I'm not super familiar with AI/ML/RL at all, so I'm sure this is a naive question, but isn't it obvious that the answer is to just build in costs to the utility function for behaviors you want to avoid (what they seem to refer to as constrained RL in the article)? That seems both the simplest way to handle it, and most elegant in terms of mapping to the real world domain. Like are there alternate solutions that are even remotely competitive with this? I'm sure I must be oversimplifying and I assume that there's some nuance I'm missing. E.g. is this more about how you design those constraints to minimize the overall loss in learning efficiency, or something like that?

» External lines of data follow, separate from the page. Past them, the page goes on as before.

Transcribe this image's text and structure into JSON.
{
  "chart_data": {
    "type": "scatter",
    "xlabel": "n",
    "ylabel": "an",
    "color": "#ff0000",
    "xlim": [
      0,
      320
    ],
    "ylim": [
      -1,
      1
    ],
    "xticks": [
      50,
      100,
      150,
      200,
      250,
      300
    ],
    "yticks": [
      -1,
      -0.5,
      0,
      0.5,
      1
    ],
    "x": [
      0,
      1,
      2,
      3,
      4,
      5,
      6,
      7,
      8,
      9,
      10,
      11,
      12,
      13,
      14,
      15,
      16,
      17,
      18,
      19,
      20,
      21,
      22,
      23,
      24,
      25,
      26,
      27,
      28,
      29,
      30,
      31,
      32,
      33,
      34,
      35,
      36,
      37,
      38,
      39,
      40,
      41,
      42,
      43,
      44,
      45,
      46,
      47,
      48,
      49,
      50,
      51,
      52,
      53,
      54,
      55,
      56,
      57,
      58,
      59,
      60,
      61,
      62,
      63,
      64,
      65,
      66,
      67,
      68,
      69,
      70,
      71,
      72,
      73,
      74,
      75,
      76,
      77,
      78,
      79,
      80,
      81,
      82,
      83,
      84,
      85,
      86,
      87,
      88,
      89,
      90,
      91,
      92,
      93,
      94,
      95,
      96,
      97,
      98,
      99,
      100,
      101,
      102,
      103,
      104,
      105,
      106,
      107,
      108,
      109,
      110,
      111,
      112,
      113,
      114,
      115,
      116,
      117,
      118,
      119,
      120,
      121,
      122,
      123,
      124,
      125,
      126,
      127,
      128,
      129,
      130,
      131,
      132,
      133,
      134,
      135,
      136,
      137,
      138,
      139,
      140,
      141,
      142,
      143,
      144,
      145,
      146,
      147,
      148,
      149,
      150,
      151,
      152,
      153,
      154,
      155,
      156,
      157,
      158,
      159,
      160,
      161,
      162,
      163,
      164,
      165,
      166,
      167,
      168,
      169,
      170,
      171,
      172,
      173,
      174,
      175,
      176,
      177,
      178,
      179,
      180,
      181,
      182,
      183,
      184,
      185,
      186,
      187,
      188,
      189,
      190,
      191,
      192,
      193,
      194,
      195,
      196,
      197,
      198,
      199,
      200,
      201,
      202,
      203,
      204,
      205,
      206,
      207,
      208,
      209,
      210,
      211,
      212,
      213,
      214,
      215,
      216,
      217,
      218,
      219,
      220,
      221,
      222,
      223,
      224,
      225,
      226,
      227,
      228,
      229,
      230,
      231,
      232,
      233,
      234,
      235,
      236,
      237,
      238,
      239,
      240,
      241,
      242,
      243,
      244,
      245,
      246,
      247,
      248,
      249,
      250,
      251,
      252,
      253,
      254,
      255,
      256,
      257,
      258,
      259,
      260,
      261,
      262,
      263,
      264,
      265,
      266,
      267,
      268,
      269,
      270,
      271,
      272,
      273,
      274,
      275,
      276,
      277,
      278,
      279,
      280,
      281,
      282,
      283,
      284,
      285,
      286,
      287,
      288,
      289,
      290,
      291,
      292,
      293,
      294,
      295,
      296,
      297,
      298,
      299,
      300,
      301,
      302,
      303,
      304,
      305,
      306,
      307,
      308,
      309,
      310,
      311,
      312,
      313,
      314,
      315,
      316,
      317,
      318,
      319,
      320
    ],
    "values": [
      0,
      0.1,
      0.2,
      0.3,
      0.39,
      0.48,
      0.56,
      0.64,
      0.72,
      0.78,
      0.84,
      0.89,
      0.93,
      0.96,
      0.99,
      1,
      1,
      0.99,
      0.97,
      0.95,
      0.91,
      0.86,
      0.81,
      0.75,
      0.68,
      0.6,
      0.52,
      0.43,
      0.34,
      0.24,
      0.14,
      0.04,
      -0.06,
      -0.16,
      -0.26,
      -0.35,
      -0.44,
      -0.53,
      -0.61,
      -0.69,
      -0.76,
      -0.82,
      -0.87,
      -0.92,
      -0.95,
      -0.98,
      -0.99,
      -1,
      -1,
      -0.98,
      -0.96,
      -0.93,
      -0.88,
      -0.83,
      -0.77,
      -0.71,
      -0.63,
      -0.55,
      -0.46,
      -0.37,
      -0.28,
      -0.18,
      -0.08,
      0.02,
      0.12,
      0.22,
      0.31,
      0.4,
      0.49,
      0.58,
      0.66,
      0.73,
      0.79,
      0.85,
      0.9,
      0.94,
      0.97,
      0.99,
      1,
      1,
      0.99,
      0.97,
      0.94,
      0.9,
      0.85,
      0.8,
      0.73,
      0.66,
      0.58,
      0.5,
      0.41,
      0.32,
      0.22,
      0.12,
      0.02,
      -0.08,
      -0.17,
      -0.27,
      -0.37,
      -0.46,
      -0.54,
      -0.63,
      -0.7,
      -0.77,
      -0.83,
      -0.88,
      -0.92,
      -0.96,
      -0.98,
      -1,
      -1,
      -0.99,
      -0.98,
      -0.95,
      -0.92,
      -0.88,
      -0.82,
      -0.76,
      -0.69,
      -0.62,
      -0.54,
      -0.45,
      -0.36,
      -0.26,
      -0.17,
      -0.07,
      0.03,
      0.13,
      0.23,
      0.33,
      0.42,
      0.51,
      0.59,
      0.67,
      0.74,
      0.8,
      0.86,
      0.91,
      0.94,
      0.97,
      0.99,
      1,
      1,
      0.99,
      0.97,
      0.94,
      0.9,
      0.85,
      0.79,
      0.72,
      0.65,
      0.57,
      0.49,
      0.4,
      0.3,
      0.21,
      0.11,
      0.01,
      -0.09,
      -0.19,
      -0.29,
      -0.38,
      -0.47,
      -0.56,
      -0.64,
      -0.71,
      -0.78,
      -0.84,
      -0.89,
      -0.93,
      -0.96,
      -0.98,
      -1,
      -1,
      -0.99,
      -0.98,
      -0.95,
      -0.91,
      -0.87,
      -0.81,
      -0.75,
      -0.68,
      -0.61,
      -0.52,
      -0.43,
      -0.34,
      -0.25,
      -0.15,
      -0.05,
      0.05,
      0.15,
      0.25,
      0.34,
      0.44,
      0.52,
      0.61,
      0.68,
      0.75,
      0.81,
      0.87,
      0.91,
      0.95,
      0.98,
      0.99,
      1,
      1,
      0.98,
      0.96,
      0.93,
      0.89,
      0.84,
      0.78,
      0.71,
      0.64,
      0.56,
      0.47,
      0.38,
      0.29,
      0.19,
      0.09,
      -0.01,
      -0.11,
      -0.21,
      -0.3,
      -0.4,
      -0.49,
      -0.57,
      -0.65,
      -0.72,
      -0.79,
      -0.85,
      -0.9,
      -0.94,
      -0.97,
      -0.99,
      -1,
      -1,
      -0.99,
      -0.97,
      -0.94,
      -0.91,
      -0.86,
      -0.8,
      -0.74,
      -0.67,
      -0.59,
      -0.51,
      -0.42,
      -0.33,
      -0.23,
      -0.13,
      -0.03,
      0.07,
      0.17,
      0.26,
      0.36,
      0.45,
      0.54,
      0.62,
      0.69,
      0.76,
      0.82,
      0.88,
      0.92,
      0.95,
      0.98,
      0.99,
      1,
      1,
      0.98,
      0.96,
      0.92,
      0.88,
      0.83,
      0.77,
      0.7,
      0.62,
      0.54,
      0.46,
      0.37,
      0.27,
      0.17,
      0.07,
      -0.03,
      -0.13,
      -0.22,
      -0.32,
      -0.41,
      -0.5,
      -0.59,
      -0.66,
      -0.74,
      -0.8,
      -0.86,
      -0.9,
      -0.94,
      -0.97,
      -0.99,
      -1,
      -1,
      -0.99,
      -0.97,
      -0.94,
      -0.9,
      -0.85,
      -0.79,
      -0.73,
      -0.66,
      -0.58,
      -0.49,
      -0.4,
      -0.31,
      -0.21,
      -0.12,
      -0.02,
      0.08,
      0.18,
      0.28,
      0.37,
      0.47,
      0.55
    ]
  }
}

In practice, real world RL projects can often avoid these issues by simply hard-coding an avoidance
of catastrophic behaviors. For instance, an RL-based robot helicopter might be programmed to
override its policy with a hard-coded collision avoidance sequence (such as spinning its propellers to
gain altitude) whenever it’s too close to the ground. This approach works well when there are only
a few things that could go wrong, and the designers know all of them ahead of time. But as agents
become more autonomous and act in more complex domains, it may become harder and harder to
anticipate every possible catastrophic failure. The space of failure modes for an agent running a
power grid or a search-and-rescue operation could be quite large. Hard-coding against every possible
failure is unlikely to be feasible in these cases, so a more principled approach to preventing harmful
exploration seems essential. Even in simple cases like the robot helicopter, a principled approach would simplify system design and reduce the need for domain-specific engineering
>I think the answer is that "just building in costs" is actually rather hard to get right.
Exactly. It is almost as if we need AI to resolve the problem of properly supervising AI's training. I was wondering if the solution would be to add to classic actor-critic system a third network called a supervisor. The difference between the critic and supervisor would be architecture and the goal of the supervisor would be avoidance of those "terrible" outcomes. Some experiments would have to be run to decide if this approach is viable or do we have to continue tweaking cost functions.
Regarding Safety Gym I'm not sure how what they are doing differs from simply hard coding into your training procedure a series of checks for probability of hitting disallowed states in next step. For example in their example of a robotic arm that is trained with humans around the hard coded algorithm could track people around the arm's work envelope and when some person is detected as approaching it gives the robot a cost penalty. Also, for this to result in trained avoidance of people the network would have to have sufficient inputs to detect people by itself.
Yes, that seems like an important problem, but one separate to what they're describing in OP's article. (Again, assuming I'm understanding this right.) Their constrained RL approach is still relying on our ability to enumerate and assign costs to the undesirable behaviors, right? From reading the article, I get the impression that they are focused on addressing that scenario, and leaving the problem of how to enumerate all undesirable behaviors to separate research.
There are a lot of direct technical reason this might not work (not all edge cases are sufficiently sampled).
But there is also a "fundamental" issue of it being difficult/impossible to enumerate "bad behaviors". This is an issue related to a lot of AI safety, including AGI safety as discussed by for example in Nick Bostrom's "Superintelligence" (https://www.amazon.com/dp/B00LOOCGB2)
That works but to learn to avoid these "bad" things, in the setting you describe, the agent has to first make those mistakes and learn from them. There are mistakes we don't want the agent to make, ever. That's what safe RL is about.
The approach you describe is mentioned in the article as "normal RL". Constrained RL is an advanced mode of it where you are given direct control over how often some safety constraint should be violated. Basically constrained RL is just automating away the part where you are manually adjusting the "normal RL" punishments to fit your constraints.
The main issue there is just that if you see something in operation sufficiently different from training you may violate those penalties. Eg. you can train an arm not to hit a person in simulation by penalizing it, but that doesn't guarantee there's not an input that would still cause the safety violation. Generalization in these regards can be still be shockingly bad for modern approaches.
this is how most of the constrained MDP stuff effectively works, it’s not a bad intuition that it is just different kinds of reward shaping.
in some approaches you write down the Lagrangian of the RL reward-maximizing problem and then the hard constraints become (perhaps infinitely strong) soft penalties.
Everything about "openAI" institute seems to be designed to appeal to frightened, paranoid billionaire donors who think they need to be kept safe from near relatives to logistic regression and the remote control for their television, because muh singularity.
Can't you just call it "constrained reinforcement learning" without sexing it up for Elon? I guess not.
I like Elon just fine, but OpenAI is basically funded by billionaire donations, and wouldn't exist at all if he hadn't read dumb science fiction masquerading as modern day science fact.